Soon we noticed yet another neighbor (with his 10-year-old daughter) who pulled behind D. on his little ATV with a plow attachment. He started to dig D. out ... and got stuck.


So they hiked to our house and warmed themselves up for a few minutes, then Don pulled together numerous shovels and they hiked back to free the ATV.


Then Don got back on the tractor and tackled the road. He spent several hours bucketing snow as best he could.


When he got most of the snow out of the way, he came back and fetched me to help tow D.'s truck out with the tractor.


Even with the combined efforts of the ATV plow and our tractor, D. was still well and truly stuck.


I climbed into the cab (D. had left the keys in the ignition) while Don attached a tow strap between the tractor and the truck.


It took several minutes of vigorous yanking before the truck broke free.


I parked the truck opposite our driveway (since beyond our driveway, the road was still drifted shut)...



...while Don continued bucketing out snow beyond where D. got stuck. Incidentally, the reason he put so much work into clearing the road is he had an obligation in a nearby town at 5 pm.


At long last, we heard a most welcome sound: the put-put-roar of a bulldozer operated by yet another neighbor, who had come to plow everyone out.
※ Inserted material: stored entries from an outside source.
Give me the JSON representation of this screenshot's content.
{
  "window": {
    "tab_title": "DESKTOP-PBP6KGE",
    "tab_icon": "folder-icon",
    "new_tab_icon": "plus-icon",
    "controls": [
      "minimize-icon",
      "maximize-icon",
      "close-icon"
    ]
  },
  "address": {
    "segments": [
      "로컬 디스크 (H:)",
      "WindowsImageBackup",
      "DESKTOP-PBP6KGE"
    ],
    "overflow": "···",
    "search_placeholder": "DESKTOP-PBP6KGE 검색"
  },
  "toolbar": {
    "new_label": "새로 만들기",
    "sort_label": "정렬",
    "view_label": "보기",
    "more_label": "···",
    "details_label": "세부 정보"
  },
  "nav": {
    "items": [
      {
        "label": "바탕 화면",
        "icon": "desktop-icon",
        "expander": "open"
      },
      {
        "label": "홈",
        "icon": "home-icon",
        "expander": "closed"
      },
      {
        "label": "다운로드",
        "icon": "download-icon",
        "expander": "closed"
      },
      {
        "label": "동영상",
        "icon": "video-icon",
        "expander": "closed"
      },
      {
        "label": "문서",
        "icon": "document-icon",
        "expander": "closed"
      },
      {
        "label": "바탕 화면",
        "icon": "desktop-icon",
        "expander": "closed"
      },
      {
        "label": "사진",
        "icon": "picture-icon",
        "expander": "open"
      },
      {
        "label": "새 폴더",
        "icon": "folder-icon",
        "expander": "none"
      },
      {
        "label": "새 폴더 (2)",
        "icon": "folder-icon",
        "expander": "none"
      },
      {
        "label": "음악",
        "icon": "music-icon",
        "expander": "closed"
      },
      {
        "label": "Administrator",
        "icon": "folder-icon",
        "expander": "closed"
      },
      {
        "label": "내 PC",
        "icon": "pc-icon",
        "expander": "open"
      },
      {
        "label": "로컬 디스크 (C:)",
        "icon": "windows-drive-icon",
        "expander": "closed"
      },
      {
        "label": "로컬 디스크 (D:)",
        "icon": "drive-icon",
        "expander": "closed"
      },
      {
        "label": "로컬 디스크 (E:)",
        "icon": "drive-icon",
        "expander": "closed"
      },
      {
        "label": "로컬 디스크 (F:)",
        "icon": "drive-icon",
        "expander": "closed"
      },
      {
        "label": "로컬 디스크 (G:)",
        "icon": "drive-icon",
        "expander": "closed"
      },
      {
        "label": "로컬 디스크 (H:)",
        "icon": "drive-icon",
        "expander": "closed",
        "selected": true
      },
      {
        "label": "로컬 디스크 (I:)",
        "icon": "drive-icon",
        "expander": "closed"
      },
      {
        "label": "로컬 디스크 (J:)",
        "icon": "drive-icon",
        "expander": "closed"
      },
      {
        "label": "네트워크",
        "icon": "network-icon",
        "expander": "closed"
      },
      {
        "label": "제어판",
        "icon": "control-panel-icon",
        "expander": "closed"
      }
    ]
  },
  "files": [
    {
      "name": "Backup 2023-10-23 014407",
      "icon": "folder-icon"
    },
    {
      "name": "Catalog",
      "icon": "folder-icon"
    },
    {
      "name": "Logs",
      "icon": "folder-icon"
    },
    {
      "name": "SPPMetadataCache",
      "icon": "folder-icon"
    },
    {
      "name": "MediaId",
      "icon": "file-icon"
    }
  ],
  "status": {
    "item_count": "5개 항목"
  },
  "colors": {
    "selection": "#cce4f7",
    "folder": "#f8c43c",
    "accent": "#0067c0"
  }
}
By the time this neighbor was finished, the sun was going down with a calm innocence that belied the hectic, frenzied work that went into fighting the wind-whipped snow the blessed day long.


I tried to get into the garden to take pictures, but sank up to my thighs again and again and gave up before even getting to the gate.


But at least things were calm and peaceful in our neck of prairie by sunset.


I took Lydia walking at dusk, and you'd never guess the road had been the site of an eight-hour battle.


Country living: sometimes difficult, never dull.


But you can see why it's important for neighbors to help each other out.